The consensus guideline has recommended that for healthy older adults the protein intake should be at least 1.0 to 1.2 g of protein per kilogram of body weight (BW) per day [55, 56]. More protein is required (1.2–1.5 g/kg BW/d) for those who have acute or chronic diseases as suggested by PROT-AGE Study Group [55] and The Society of Sarcopenia, Cachexia and Wasting Disorders, which recommends the intake of 1.0 to 1.5 g/kg BW/day for older adults to maintain muscle mass [57]. This study showed the overall protein intake for intervention groups ranged between 1.0 and 1.8 g/kg BW/day which is slightly higher than 1.5 g/kg BW/day as recommended. One of the included articles reported some adverse effects on subjects’ renal profile with the daily protein intake of 1.38 g/kg BW during the intervention period [7]. Although the adverse effects of high protein intake did not appear to be significant, it is important to be cautious about recommending protein intake levels above 1.4 g per kilogram of body weight in older adults with sarcopenic obesity. In addition to protein, the role of micronutrients is also crucial for individuals with sarcopenic obesity. Insufficient intake of specific micronutrients, such as magnesium, selenium, calcium [58], vitamin B complex, vitamin D, and, iron [59] have been associated with the development of sarcopenia.
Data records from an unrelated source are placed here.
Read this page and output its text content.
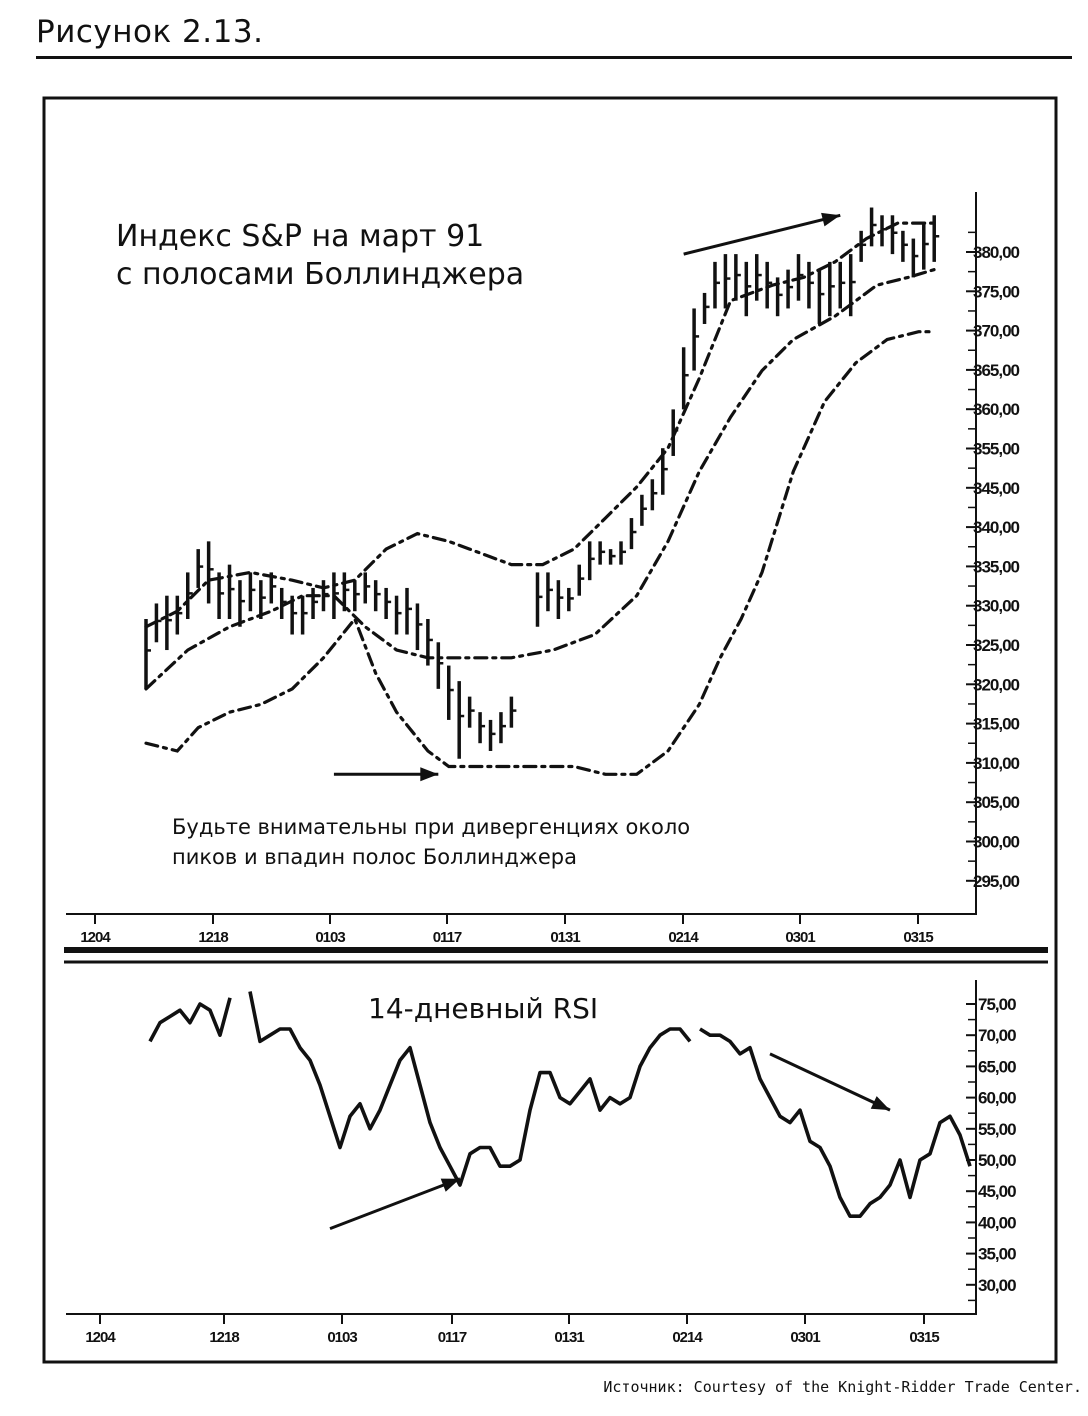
Рисунок 2.13.
380,00
375,00
370,00
365,00
360,00
355,00
345,00
340,00
335,00
330,00
325,00
320,00
315,00
310,00
305,00
300,00
295,00
1204	1218	0103	0117	0131	0214	0301	0315
Индекс S&P на март 91
с полосами Боллинджера
Будьте внимательны при дивергенциях около
пиков и впадин полос Боллинджера
75,00
70,00
65,00
60,00
55,00
50,00
45,00
40,00
35,00
30,00
1204	1218	0103	0117	0131	0214	0301	0315
14-дневный RSI
Источник: Courtesy of the Knight-Ridder Trade Center.
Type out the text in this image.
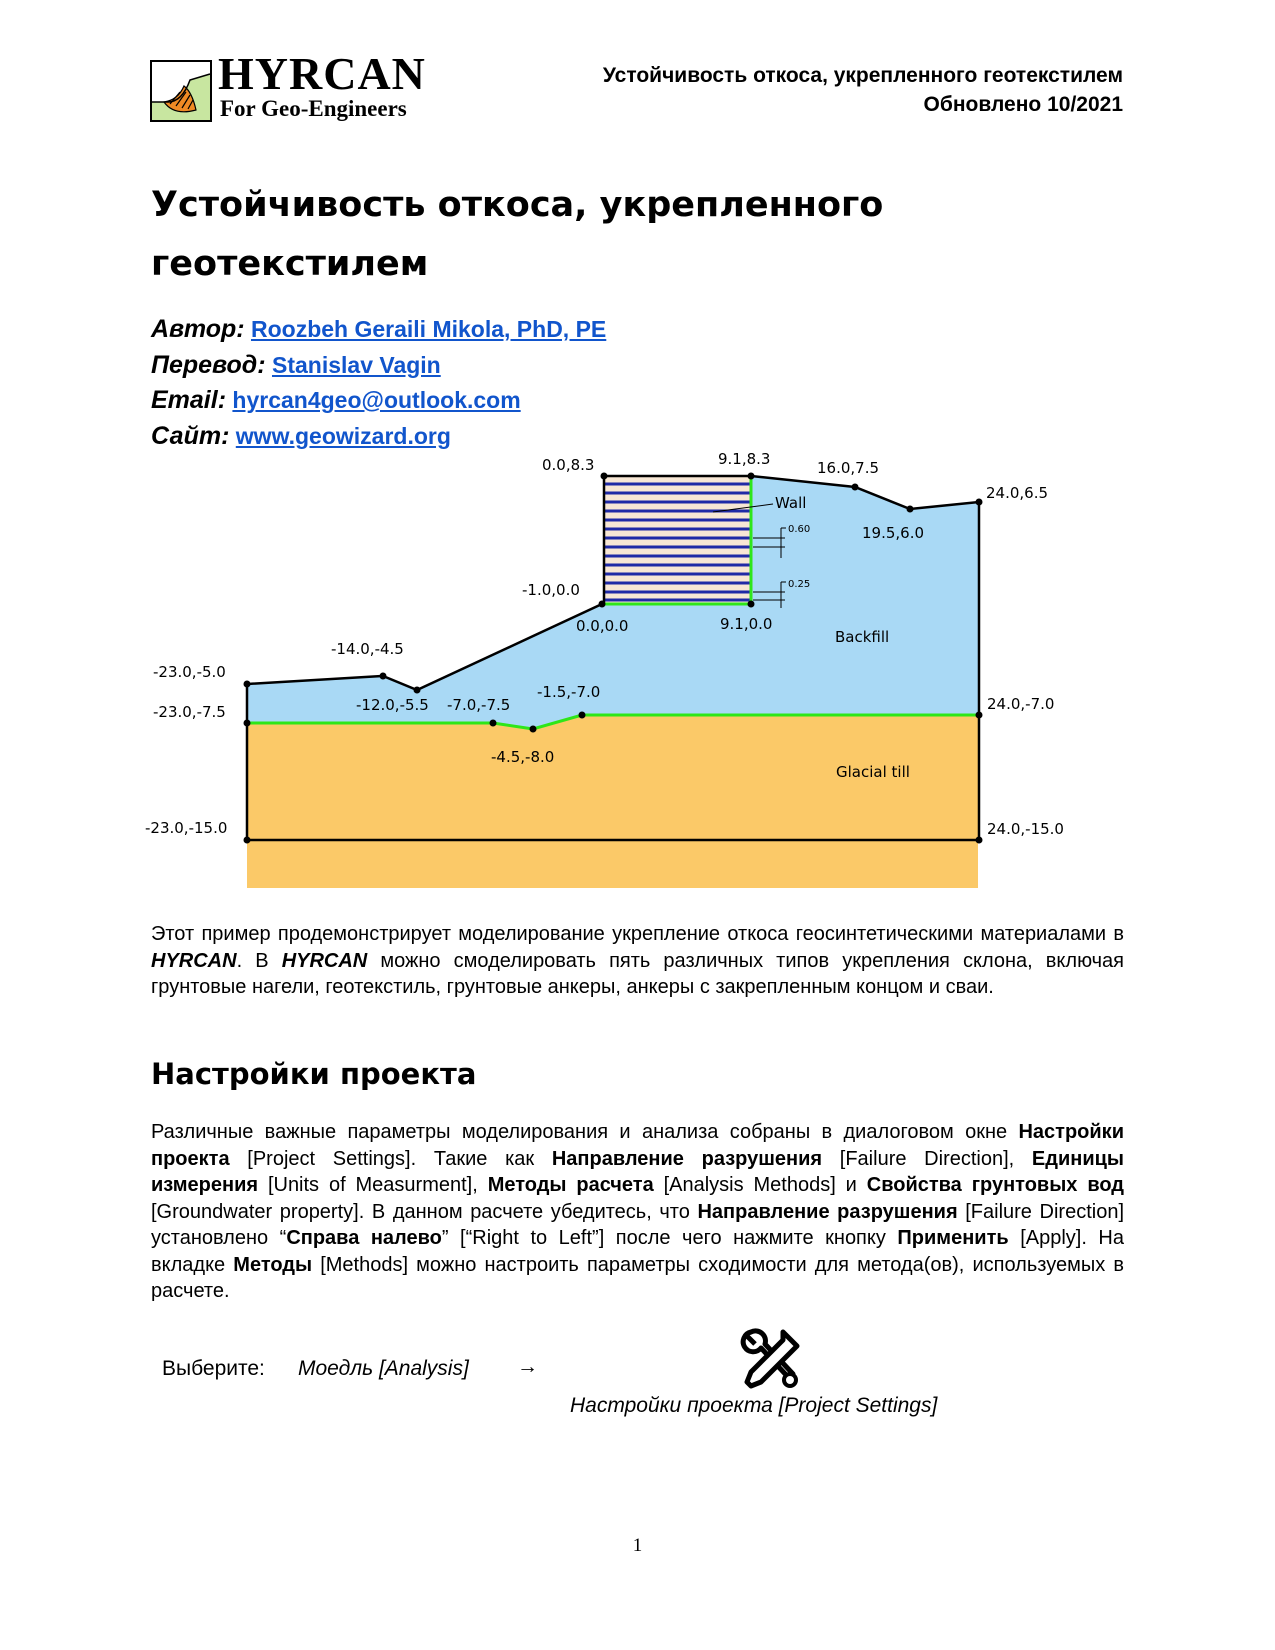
HYRCAN
For Geo-Engineers
Устойчивость откоса, укрепленного геотекстилем
Обновлено 10/2021
Устойчивость откоса, укрепленного геотекстилем
Автор: Roozbeh Geraili Mikola, PhD, PE
Перевод: Stanislav Vagin
Email: hyrcan4geo@outlook.com
Сайт: www.geowizard.org
0.60
0.25
Wall
Backfill
Glacial till
0.0,8.3	9.1,8.3	16.0,7.5
19.5,6.0
24.0,6.5
-1.0,0.0
0.0,0.0	9.1,0.0
-14.0,-4.5
-23.0,-5.0
-23.0,-7.5	-12.0,-5.5 -7.0,-7.5
-1.5,-7.0
-4.5,-8.0
24.0,-7.0
-23.0,-15.0	24.0,-15.0

Этот пример продемонстрирует моделирование укрепление откоса геосинтетическими материалами в HYRCAN. В HYRCAN можно смоделировать пять различных типов укрепления склона, включая грунтовые нагели, геотекстиль, грунтовые анкеры, анкеры с закрепленным концом и сваи.

Настройки проекта

Различные важные параметры моделирования и анализа собраны в диалоговом окне Настройки проекта [Project Settings]. Такие как Направление разрушения [Failure Direction], Единицы измерения [Units of Measurment], Методы расчета [Analysis Methods] и Свойства грунтовых вод [Groundwater property]. В данном расчете убедитесь, что Направление разрушения [Failure Direction] установлено “Справа налево” [“Right to Left”] после чего нажмите кнопку Применить [Apply]. На вкладке Методы [Methods] можно настроить параметры сходимости для метода(ов), используемых в расчете.

Выберите: Моедль [Analysis] →
Настройки проекта [Project Settings]
1
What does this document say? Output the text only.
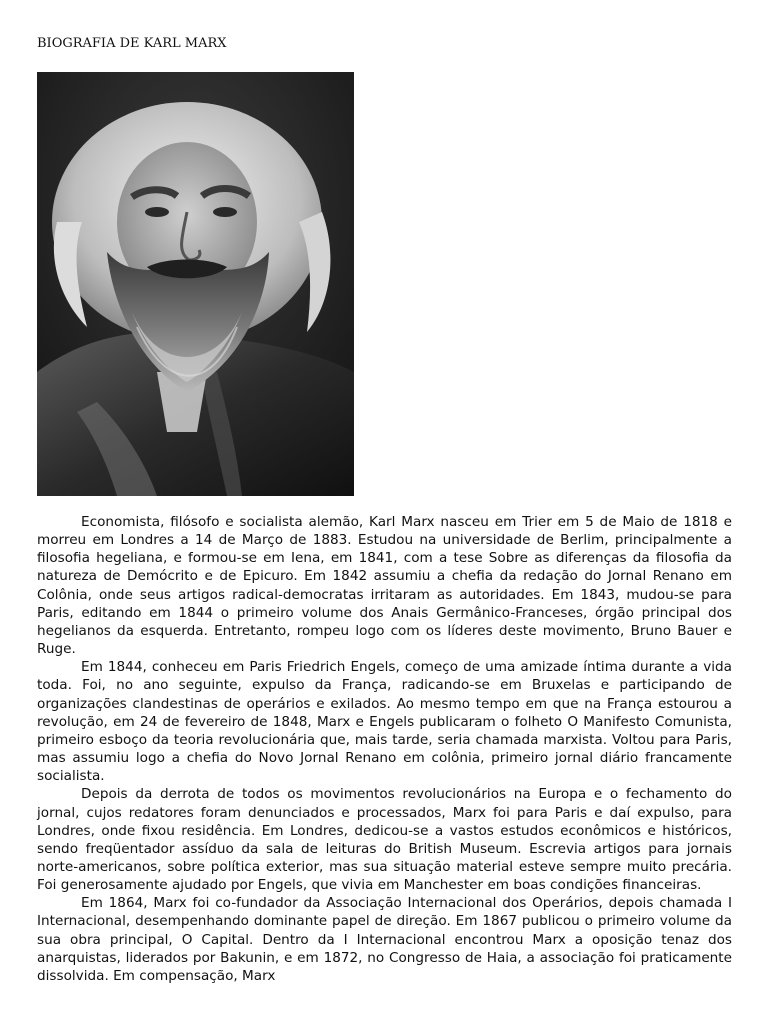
BIOGRAFIA DE KARL MARX

Economista, filósofo e socialista alemão, Karl Marx nasceu em Trier em 5 de Maio de 1818 e morreu em Londres a 14 de Março de 1883. Estudou na universidade de Berlim, principalmente a filosofia hegeliana, e formou-se em Iena, em 1841, com a tese Sobre as diferenças da filosofia da natureza de Demócrito e de Epicuro. Em 1842 assumiu a chefia da redação do Jornal Renano em Colônia, onde seus artigos radical-democratas irritaram as autoridades. Em 1843, mudou-se para Paris, editando em 1844 o primeiro volume dos Anais Germânico-Franceses, órgão principal dos hegelianos da esquerda. Entretanto, rompeu logo com os líderes deste movimento, Bruno Bauer e Ruge.

Em 1844, conheceu em Paris Friedrich Engels, começo de uma amizade íntima durante a vida toda. Foi, no ano seguinte, expulso da França, radicando-se em Bruxelas e participando de organizações clandestinas de operários e exilados. Ao mesmo tempo em que na França estourou a revolução, em 24 de fevereiro de 1848, Marx e Engels publicaram o folheto O Manifesto Comunista, primeiro esboço da teoria revolucionária que, mais tarde, seria chamada marxista. Voltou para Paris, mas assumiu logo a chefia do Novo Jornal Renano em colônia, primeiro jornal diário francamente socialista.

Depois da derrota de todos os movimentos revolucionários na Europa e o fechamento do jornal, cujos redatores foram denunciados e processados, Marx foi para Paris e daí expulso, para Londres, onde fixou residência. Em Londres, dedicou-se a vastos estudos econômicos e históricos, sendo freqüentador assíduo da sala de leituras do British Museum. Escrevia artigos para jornais norte-americanos, sobre política exterior, mas sua situação material esteve sempre muito precária. Foi generosamente ajudado por Engels, que vivia em Manchester em boas condições financeiras.

Em 1864, Marx foi co-fundador da Associação Internacional dos Operários, depois chamada I Internacional, desempenhando dominante papel de direção. Em 1867 publicou o primeiro volume da sua obra principal, O Capital. Dentro da I Internacional encontrou Marx a oposição tenaz dos anarquistas, liderados por Bakunin, e em 1872, no Congresso de Haia, a associação foi praticamente dissolvida. Em compensação, Marx
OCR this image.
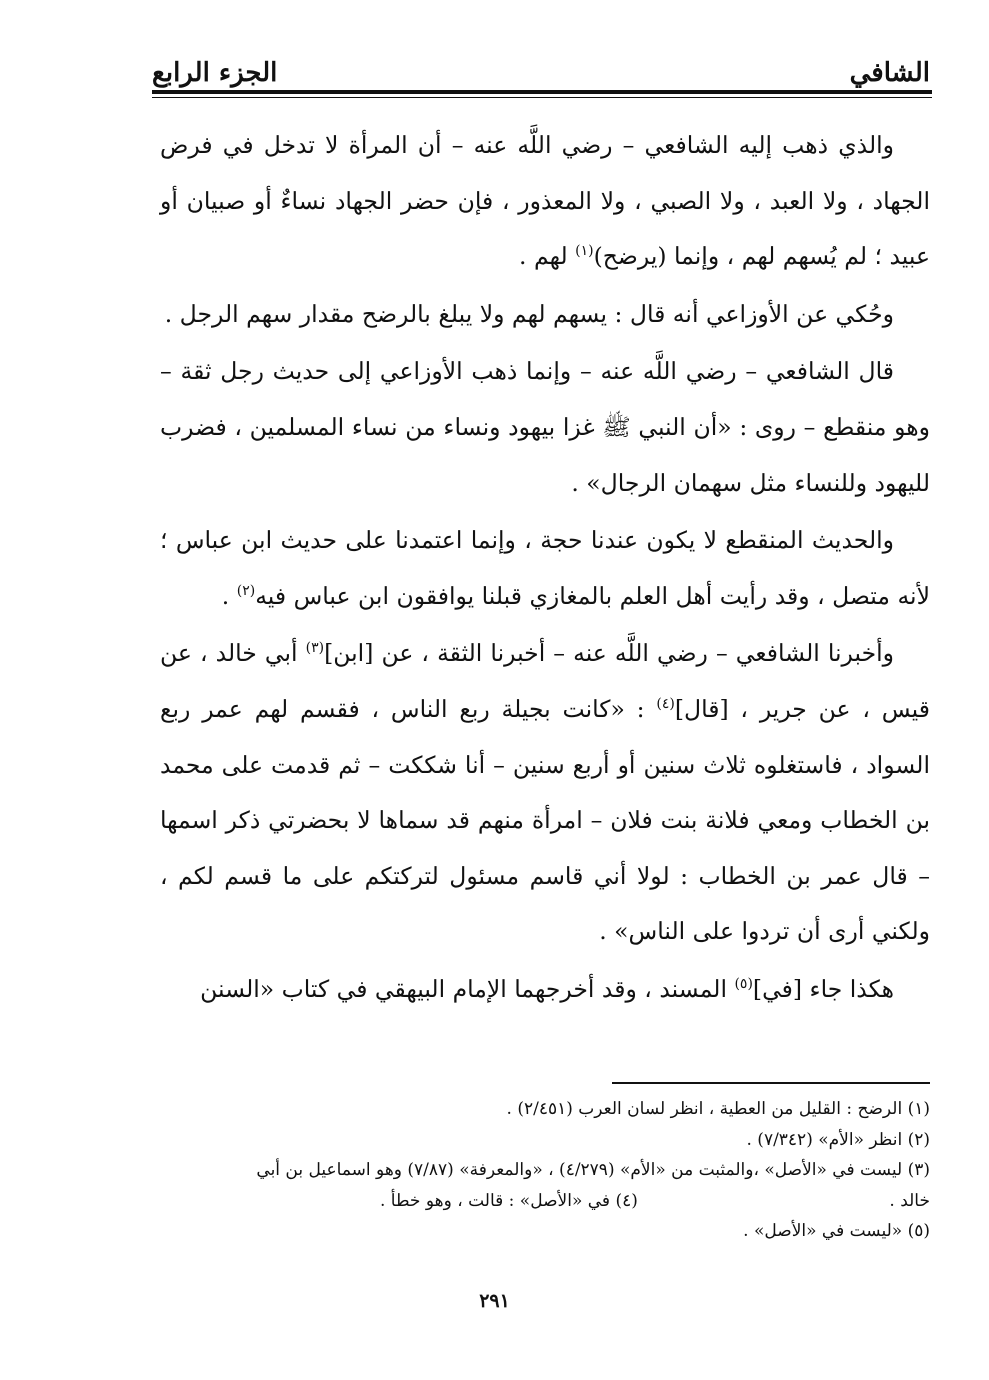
الجزء الرابع	الشافي

والذي ذهب إليه الشافعي – رضي اللَّه عنه – أن المرأة لا تدخل في فرض الجهاد ، ولا العبد ، ولا الصبي ، ولا المعذور ، فإن حضر الجهاد نساءٌ أو صبيان أو عبيد ؛ لم يُسهم لهم ، وإنما (يرضح)$^{(١)}$ لهم .

وحُكي عن الأوزاعي أنه قال : يسهم لهم ولا يبلغ بالرضح مقدار سهم الرجل .

قال الشافعي – رضي اللَّه عنه – وإنما ذهب الأوزاعي إلى حديث رجل ثقة – وهو منقطع – روى : «أن النبي ﷺ غزا بيهود ونساء من نساء المسلمين ، فضرب لليهود وللنساء مثل سهمان الرجال» .

والحديث المنقطع لا يكون عندنا حجة ، وإنما اعتمدنا على حديث ابن عباس ؛ لأنه متصل ، وقد رأيت أهل العلم بالمغازي قبلنا يوافقون ابن عباس فيه$^{(٢)}$ .

وأخبرنا الشافعي – رضي اللَّه عنه – أخبرنا الثقة ، عن [ابن]$^{(٣)}$ أبي خالد ، عن قيس ، عن جرير ، [قال]$^{(٤)}$ : «كانت بجيلة ربع الناس ، فقسم لهم عمر ربع السواد ، فاستغلوه ثلاث سنين أو أربع سنين – أنا شككت – ثم قدمت على محمد بن الخطاب ومعي فلانة بنت فلان – امرأة منهم قد سماها لا بحضرتي ذكر اسمها – قال عمر بن الخطاب : لولا أني قاسم مسئول لتركتكم على ما قسم لكم ، ولكني أرى أن تردوا على الناس» .

هكذا جاء [في]$^{(٥)}$ المسند ، وقد أخرجهما الإمام البيهقي في كتاب «السنن

(١) الرضح : القليل من العطية ، انظر لسان العرب (٢/٤٥١) .
(٢) انظر «الأم» (٧/٣٤٢) .
(٣) ليست في «الأصل» ،والمثبت من «الأم» (٤/٢٧٩) ، «والمعرفة» (٧/٨٧) وهو اسماعيل بن أبي
خالد .
(٤) في «الأصل» : قالت ، وهو خطأ .
(٥) «ليست في «الأصل» .
٢٩١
This scoping review has some limitations. The main shortcoming of this review was including studies that used different definitions for sarcopenic obesity which may reduce the comparability of results. However, the lack of a consensus on diagnostic criteria for sarcopenic obesity is an unavoidable challenge that needs to be addressed. Second, six of the seven included studies were conducted in Western countries, where body composition may differ from that of Asians and Caucasians. Therefore, the generalisability of the results might be limited. Third, the intervention periods of the included studies may be short to be representative of long-term effects. Studies on the role of protein supplements and exercise are of great public health importance and should be a priority.

Conclusion

This scoping review provides an overview of nutritional and exercise approaches for managing sarcopenic obesity. Studies have demonstrated the effectiveness of exercise, specifically resistance exercise, and protein supplementation, such as whey protein, in addressing sarcopenic obesity in older adults, who experience age-related muscle mass and strength loss. However, exercise training may provide additional benefits beyond those provided by protein alone. In particular, exercise has been shown to have a positive impact on inflammatory markers, body weight, body fat trunk, and waist circumference. Therefore, a combination of resistance exercise (2–3 times/week) and protein supplementation may be the most effective approach for improving sarcopenic obesity and promoting healthy ageing. We suggest that a moderately high protein intake (1-1.3 g/kg BW/day) that take protein supplementation into account will be able to preserve muscle mass in individuals with sarcopenic obesity. Intake of more than (1.4 g/kg BW/day) should be prescribed with caution. Further research is needed to determine the optimal exercise and whether aerobic exercise should be incorporated for individuals with sarcopenic obesity.